Despite new research coming out in favor of coffee, drinking it regularly still does carry some health risks. In an article by Donald Hensrud, M.D. of the Mayo Clinic, Hensrud discussed how drinking more than 2 cups a day can lead to an increased risk of heart disease, if you have a genetic mutation which can slow down the way your body processes caffeine. He also stated that regular coffee consumption has been linked to increased cholesterol levels. 

With all the back and forth studies on if it is or isn't healthy continue on, coffee has still managed to be a universal drink. According to a CBS news article written by Rome Neal, more than fifty percent of Americans drink coffee each day, totaling to more than 330 million cups consumed by the end of each day.  While the health benefits aren't lighting the world on fire and it still carries some health risks, there really seems to be no reason to stop enjoying your glorious cup of joe.  


1 Comment

your article certainly holds fantastic news for the majority of college students. I also am an avid coffee lover and wondered whether a lot of the tension I feel during the day was from my coffee consumption (usually around 3-5) cups a day. Soo unless that amount of consumption is in the "excessive" category, I'm going to assume its from something else, like my lack of physical activity or my general anxiety.

Something to watch out for about coffee, though: it can rob you of sleep and creativity. Participants in a study by the Mayo Clinic who consumed an eight-ounce cup of coffee with 200mg of caffeine (very strong, mind you) had trouble sleeping and less efficient sleep even though the coffee was consumed hours earlier. This lack of sleep left for brains that weren't fully recuperated, and many of the participants reported feeling tired and craving another cup of coffee the following morning.

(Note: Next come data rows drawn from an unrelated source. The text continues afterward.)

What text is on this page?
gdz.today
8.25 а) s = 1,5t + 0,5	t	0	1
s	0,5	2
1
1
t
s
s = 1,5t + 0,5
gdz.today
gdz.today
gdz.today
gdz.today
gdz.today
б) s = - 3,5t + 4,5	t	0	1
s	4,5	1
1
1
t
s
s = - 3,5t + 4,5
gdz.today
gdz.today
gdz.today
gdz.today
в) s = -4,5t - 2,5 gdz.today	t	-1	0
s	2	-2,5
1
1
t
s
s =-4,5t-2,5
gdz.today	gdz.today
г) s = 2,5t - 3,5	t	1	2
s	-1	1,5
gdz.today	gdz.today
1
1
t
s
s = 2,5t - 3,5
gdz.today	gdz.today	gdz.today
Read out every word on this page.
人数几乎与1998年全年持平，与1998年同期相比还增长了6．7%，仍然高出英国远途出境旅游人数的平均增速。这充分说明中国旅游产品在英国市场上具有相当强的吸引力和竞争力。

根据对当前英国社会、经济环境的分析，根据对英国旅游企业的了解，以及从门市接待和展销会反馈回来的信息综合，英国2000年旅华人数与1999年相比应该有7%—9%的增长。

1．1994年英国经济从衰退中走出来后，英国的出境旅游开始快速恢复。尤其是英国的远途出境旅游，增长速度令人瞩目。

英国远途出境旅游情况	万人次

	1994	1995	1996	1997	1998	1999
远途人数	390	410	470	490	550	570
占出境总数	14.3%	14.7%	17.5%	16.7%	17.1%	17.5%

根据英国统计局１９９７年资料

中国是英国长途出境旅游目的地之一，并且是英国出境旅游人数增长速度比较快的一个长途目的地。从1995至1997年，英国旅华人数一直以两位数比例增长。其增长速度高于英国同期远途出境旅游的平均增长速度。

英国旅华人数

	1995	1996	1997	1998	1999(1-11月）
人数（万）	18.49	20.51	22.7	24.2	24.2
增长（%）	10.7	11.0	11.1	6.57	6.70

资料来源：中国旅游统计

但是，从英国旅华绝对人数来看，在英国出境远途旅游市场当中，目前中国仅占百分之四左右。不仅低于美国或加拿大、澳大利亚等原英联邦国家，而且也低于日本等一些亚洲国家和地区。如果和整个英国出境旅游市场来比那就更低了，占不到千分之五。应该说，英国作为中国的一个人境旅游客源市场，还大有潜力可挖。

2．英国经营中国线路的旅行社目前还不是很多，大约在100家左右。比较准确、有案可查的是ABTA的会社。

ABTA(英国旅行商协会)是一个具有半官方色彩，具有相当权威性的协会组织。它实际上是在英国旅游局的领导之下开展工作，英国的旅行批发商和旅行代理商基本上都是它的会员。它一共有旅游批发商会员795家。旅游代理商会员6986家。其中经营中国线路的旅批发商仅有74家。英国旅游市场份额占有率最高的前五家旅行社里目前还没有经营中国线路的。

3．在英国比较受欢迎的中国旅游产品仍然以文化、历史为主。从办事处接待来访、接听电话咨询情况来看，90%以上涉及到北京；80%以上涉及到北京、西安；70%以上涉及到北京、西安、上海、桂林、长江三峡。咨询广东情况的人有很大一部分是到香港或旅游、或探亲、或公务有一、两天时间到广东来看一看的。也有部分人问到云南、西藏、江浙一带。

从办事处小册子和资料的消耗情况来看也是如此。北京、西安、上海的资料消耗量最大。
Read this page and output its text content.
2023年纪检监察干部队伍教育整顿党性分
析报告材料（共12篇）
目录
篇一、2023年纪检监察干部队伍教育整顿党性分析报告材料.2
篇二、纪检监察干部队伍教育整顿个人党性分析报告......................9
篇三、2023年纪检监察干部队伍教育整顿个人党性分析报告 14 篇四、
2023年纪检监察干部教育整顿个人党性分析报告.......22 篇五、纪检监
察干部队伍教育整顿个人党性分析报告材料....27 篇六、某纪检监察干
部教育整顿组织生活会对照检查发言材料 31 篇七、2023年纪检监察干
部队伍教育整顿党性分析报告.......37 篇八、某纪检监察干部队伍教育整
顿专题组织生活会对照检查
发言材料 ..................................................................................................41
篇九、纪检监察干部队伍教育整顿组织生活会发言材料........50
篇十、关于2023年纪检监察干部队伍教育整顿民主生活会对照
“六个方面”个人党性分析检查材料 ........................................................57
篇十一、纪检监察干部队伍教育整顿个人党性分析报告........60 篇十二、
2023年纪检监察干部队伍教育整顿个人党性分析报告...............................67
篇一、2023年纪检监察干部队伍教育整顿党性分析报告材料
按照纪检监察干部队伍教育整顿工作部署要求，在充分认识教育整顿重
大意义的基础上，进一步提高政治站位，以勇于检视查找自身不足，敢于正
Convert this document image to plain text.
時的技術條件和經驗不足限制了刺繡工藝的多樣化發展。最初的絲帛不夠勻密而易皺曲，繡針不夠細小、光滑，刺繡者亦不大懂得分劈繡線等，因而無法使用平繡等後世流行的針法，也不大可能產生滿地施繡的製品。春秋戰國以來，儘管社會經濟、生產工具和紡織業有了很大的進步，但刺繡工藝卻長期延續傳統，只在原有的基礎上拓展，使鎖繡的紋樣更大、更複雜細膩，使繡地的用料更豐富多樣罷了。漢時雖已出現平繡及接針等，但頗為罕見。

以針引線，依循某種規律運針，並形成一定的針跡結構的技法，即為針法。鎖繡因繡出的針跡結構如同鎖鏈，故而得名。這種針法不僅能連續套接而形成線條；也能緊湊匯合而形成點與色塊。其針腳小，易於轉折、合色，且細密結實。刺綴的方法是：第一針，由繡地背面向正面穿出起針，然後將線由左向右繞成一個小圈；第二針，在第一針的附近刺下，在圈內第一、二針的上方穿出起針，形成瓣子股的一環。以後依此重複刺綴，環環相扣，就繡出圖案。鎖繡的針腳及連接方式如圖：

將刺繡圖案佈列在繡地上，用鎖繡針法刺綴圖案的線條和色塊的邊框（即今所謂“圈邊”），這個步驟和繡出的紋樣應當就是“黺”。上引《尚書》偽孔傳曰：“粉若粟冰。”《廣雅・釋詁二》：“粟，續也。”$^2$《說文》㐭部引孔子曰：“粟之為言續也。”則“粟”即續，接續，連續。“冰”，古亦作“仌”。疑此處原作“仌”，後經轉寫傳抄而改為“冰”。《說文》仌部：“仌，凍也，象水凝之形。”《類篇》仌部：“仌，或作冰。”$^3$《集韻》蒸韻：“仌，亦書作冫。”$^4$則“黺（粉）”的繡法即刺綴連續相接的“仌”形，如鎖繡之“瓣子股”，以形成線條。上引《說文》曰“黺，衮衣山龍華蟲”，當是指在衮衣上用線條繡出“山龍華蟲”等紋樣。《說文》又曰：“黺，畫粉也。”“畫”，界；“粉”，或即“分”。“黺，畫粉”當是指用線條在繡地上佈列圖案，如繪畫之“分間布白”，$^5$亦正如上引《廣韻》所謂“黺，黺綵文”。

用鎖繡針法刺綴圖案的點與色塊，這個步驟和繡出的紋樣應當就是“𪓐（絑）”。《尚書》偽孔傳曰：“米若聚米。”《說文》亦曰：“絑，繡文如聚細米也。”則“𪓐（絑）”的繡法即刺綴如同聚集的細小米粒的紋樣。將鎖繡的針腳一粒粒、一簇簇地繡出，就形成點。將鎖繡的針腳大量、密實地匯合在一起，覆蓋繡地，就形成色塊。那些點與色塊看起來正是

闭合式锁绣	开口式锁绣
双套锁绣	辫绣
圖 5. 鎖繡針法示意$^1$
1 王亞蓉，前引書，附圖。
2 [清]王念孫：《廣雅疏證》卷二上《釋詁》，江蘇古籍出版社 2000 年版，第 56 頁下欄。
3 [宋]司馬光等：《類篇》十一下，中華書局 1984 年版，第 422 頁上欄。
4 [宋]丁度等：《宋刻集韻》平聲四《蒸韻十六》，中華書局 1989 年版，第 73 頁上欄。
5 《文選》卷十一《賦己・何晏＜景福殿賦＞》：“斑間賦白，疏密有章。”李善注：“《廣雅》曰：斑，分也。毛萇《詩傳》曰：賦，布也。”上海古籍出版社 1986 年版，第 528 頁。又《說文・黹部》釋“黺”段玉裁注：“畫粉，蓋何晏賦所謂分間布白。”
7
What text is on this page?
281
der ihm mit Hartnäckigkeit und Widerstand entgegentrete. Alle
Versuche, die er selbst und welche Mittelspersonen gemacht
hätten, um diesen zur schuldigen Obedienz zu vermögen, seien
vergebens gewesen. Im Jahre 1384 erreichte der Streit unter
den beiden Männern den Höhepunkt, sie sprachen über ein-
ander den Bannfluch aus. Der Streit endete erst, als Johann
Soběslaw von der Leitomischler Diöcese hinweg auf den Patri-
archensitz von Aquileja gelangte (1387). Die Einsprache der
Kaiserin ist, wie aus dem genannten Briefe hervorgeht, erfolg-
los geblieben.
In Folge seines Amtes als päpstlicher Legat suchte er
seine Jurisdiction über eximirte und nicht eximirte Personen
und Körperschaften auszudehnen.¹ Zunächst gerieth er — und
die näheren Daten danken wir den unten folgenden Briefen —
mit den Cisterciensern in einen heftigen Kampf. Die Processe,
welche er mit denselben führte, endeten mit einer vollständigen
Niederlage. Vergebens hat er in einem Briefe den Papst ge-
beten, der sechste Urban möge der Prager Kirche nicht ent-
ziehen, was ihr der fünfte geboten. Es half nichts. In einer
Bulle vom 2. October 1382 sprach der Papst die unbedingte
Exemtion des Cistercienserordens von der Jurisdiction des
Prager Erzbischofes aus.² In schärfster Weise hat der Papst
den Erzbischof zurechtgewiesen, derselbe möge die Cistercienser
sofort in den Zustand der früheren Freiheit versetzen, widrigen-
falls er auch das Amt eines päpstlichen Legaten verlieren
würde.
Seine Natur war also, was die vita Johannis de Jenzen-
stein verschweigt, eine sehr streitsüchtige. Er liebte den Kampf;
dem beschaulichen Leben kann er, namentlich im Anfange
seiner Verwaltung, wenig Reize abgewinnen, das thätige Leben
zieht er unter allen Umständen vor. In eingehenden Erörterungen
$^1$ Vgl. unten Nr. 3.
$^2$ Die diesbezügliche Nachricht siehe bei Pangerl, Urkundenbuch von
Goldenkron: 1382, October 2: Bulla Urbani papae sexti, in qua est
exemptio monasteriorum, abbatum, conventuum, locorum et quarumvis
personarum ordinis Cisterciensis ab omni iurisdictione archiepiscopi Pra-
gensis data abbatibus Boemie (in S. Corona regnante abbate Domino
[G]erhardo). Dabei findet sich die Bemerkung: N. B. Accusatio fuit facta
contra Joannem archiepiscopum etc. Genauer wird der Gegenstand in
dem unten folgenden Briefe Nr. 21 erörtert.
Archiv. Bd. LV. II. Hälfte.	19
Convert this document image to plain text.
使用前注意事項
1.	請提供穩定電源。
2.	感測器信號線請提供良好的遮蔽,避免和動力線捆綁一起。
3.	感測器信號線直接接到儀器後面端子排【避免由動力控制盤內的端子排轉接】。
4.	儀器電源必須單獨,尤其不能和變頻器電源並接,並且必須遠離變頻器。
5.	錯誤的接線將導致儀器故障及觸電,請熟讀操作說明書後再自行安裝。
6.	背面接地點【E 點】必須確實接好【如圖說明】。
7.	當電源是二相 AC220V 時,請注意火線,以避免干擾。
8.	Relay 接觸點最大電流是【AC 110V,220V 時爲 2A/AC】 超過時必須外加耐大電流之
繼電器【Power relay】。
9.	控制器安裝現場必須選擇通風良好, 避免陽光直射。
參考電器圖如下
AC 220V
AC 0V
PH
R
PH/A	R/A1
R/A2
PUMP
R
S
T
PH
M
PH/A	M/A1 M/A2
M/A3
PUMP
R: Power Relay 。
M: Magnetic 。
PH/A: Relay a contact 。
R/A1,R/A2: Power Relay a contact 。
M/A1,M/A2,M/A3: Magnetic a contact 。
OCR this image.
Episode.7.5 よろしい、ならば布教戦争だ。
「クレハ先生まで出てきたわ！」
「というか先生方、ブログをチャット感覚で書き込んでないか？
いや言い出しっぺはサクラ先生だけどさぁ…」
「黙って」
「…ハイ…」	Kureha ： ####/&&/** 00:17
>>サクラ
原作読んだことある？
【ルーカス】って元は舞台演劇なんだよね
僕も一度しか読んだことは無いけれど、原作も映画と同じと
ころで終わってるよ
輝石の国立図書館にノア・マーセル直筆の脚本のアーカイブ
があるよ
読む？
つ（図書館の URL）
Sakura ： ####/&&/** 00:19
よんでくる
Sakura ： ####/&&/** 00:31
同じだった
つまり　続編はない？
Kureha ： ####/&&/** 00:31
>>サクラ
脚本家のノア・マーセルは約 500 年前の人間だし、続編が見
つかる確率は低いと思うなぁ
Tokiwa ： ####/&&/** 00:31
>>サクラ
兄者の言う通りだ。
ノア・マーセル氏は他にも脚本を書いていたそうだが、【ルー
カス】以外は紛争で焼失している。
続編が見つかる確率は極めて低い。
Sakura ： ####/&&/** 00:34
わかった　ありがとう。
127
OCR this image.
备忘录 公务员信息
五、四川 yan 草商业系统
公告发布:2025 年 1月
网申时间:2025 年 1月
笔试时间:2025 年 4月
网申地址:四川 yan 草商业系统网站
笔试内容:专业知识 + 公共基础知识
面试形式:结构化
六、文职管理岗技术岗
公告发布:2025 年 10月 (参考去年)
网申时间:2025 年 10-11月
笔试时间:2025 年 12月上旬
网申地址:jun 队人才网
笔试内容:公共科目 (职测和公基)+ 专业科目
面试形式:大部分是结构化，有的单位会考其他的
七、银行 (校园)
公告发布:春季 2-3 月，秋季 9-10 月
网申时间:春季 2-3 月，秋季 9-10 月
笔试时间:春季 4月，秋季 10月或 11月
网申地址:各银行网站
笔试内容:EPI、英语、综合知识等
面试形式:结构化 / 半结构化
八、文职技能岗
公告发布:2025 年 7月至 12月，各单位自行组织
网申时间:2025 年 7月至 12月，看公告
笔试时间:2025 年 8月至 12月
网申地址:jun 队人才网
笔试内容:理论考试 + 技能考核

Additionally, caffeine keeps your brain in a hyper-vigilant state while in your system, preventing your brain from taking the occasional daydream break that is actually helpful to finding creative solutions to problems.

There's a much better explanation in this article by the New Yorker if you're interested.

But overall, I'd have to agree with you...I love my coffee as long as I make sure to have it in moderation.